Зайцева куда больше занимал настоящий момент: дежурный приподнялся из-за загородки, показал посетителю пальцем на лестницу.
Чесучовый костюм бросился на лестницу – нет, к Зайцеву:
– Товарищи… Товарищ…
Выпорхнул платок, промокнул потный лоб. Шляпу посетитель зажимал под мышкой.
– Гражданин, вам чего? – рассердился Зайцев. – Савостьянов! Ты чего распускаешь население?
– А ему к вам! – донеслось невозмутимо.
– Я к вам… к вам!
– Ну так сядьте вон там и дождитесь, пока запишут…
– Я записал! – тут же огрызнулся дежурный.
Мужчина, задыхаясь, схватил его за обе руки, точно собираясь танцевать с Зайцевым польку-бабочку. Глаза беспокойные. С шумом вырывалось дыхание, обдавая Зайцева запахом больного желудка:
– Вы… Вы… Вы мемуары ее – нашли?
– Но я тоже хочу! – повторил он.
Мне он понравился, этот мальчишка и его бесконечные «хочу». Богатые люди редко чего-то хотят. Точнее – почти всегда не хотят ничего. И, как назло, липнут к актерам и актеркам. Как будто надеются отогреться чужим теплом, чужим весельем.

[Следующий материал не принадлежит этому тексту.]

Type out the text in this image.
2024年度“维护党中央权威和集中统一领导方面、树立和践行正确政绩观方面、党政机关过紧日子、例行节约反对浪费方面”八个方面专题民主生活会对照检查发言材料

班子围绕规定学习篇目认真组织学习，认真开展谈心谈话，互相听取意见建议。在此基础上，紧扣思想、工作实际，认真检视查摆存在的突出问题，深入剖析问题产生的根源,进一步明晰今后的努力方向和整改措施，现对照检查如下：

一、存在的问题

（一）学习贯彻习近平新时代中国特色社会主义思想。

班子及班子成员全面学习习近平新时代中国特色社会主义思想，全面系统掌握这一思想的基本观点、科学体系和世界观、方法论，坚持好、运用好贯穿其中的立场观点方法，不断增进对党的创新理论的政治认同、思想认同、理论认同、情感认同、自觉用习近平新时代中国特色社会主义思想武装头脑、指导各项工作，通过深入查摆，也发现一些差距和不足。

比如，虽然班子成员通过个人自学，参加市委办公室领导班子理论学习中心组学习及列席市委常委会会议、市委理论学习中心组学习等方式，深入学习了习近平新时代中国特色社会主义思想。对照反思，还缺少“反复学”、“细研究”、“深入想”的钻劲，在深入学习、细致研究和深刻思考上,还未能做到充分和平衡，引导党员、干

Но этот был еще живой, еще теплый. Наверное, потому что младший. Вот старший брат был не такой. Старший уже знал всё: что можно, как надо. Просто-таки знал всё. Скучно. Но ссориться я не хотела.

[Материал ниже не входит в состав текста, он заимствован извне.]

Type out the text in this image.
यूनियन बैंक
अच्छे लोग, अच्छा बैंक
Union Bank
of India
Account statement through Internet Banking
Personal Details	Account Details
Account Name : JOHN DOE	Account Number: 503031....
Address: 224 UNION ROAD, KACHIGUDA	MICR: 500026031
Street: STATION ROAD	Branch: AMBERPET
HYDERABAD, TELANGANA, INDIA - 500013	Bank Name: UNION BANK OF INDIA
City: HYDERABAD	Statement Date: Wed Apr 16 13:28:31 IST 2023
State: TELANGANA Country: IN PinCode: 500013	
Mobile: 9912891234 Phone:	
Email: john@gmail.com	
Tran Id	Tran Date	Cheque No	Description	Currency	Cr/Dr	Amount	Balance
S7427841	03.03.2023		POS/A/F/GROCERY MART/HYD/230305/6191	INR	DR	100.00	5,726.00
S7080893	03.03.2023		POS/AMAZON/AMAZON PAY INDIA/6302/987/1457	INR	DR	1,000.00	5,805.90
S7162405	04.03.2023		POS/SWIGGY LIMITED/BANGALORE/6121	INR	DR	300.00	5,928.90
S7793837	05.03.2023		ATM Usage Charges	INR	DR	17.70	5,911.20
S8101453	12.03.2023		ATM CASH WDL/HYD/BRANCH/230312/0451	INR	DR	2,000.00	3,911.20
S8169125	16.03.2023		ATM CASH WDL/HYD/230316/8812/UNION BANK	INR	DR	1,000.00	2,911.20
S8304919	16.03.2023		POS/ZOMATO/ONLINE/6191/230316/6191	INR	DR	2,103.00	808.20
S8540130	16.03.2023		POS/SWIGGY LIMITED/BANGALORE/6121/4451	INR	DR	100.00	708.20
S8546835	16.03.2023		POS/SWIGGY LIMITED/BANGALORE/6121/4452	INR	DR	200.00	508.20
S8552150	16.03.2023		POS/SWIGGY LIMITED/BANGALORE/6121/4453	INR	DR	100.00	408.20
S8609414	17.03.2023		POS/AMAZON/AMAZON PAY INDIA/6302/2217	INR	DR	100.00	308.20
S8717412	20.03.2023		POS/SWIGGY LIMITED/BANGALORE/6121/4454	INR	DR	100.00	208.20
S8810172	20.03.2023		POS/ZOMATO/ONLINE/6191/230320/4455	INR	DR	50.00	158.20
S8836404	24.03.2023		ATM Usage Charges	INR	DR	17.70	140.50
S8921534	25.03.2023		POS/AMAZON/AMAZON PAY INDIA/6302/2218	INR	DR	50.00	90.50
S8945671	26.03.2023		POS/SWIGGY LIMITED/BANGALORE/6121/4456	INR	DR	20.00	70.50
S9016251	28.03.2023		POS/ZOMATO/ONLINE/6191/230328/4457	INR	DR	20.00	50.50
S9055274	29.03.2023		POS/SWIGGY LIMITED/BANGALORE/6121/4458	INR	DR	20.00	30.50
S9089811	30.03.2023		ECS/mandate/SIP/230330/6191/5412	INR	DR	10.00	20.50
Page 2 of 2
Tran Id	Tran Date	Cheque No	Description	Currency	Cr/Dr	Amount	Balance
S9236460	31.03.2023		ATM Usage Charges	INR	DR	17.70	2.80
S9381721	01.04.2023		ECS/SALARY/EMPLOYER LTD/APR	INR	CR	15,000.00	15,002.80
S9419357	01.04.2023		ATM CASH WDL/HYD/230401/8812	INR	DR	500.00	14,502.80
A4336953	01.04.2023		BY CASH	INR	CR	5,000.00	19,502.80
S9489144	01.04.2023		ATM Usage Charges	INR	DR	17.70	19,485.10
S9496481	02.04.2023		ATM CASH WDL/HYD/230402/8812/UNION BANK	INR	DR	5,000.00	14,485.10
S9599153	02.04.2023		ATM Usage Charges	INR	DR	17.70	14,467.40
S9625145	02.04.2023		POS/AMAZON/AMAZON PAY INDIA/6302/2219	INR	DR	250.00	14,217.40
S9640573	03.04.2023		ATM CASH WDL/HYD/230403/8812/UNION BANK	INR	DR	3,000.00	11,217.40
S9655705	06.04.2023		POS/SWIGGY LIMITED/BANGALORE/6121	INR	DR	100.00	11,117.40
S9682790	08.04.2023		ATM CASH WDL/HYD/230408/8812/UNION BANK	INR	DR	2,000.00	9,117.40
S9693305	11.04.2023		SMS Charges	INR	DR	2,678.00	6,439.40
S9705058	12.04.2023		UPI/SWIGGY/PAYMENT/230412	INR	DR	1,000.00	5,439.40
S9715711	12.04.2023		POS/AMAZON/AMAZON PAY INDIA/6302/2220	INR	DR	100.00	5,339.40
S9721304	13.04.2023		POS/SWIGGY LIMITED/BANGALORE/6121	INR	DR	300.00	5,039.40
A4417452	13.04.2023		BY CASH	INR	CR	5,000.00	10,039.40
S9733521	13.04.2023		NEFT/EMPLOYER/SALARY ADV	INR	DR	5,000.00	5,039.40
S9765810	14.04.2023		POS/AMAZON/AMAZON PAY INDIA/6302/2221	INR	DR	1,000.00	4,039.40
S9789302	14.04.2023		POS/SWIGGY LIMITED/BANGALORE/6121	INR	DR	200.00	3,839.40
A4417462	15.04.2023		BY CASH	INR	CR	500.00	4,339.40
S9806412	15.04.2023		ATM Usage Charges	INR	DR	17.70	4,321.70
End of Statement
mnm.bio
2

– Есть же другие места. Не обязательно к «Медведю», – напомнила я старшему, но он все гнул:
– Гимназистов туда не пускают.
Младший не сдавался:
– Но я хочу! Хочу с вами!
Только что ножкой не топает. Красивый капризный мальчик. Прелесть. Я его понимаю: когда еще в его жизни будет «нельзя»! Наследник крупнейшего состояния России. Разделит с братом, но все равно получится столько, что простому смертному и не вообразить.
А пока подчиняйся дурацким общим правилам. Пока делай, как старший брат скажет:
– Нет.
– Постойте, – я поднялась. Прелестные серые глаза блеснули надеждой.
– Гимназистов не пускают, – всё нудел старший брат.
Я люблю избалованных людей. Они милосерднее. Понятно, что милосердие их недорого стоит. Но все же. Дешевое милосердие все равно милосердие. Я не из тех, кто гнушается калачиком только потому, что цена ему копейка. …А вот суровых людей – боюсь: им ни себя не жалко, ни других.
Я поставила пуфик напротив мальчика. К самым его коленям. Нашла все нужное в ящике у зеркала: полные горсти.
Села на пуфик, расставила ноги и высыпала все в натянувшийся подол. Оба брата недоуменно уставились на баночки, палочки, кисточки, коробочки.
– Что это еще?..
Я и ухом не повела. Мужчины никогда в точности не знают, что есть что, но что такое пуховка, поняли оба. Я сдула в сторону лишнее. И приказала:
– Закройте глаза.
Серые глаза с готовностью закрылись.
– О, нет, – сказал старший. – Вы это не серьезно. Это не может быть серьезно.
– Я дьявольски серьезна, – успокоила я.
Коленями я чувствовала жар его коленей. Слушала его сдерживаемое дыхание. Чистое дыхание мальчика, которому с первого в жизни молочного резца доступен лучший в столице, во всей Европе зубной техник. Дыхание ребенка, развязывающего бант на рождественском подарке. Когда еще я смогу побыть доброй феей? Пыльца осела на плечах, на спине.
– Вы испортили ему гимназический мундир.
Вот зануда.
– Он ему сегодня не понадобится.
Я румянила нежные щеки. Он и бриться, наверное, еще не начал. Накрасила карминовым липстиком мягкие маленькие губы.
– Теперь не дышите, – приказала. – Смотрите вверх.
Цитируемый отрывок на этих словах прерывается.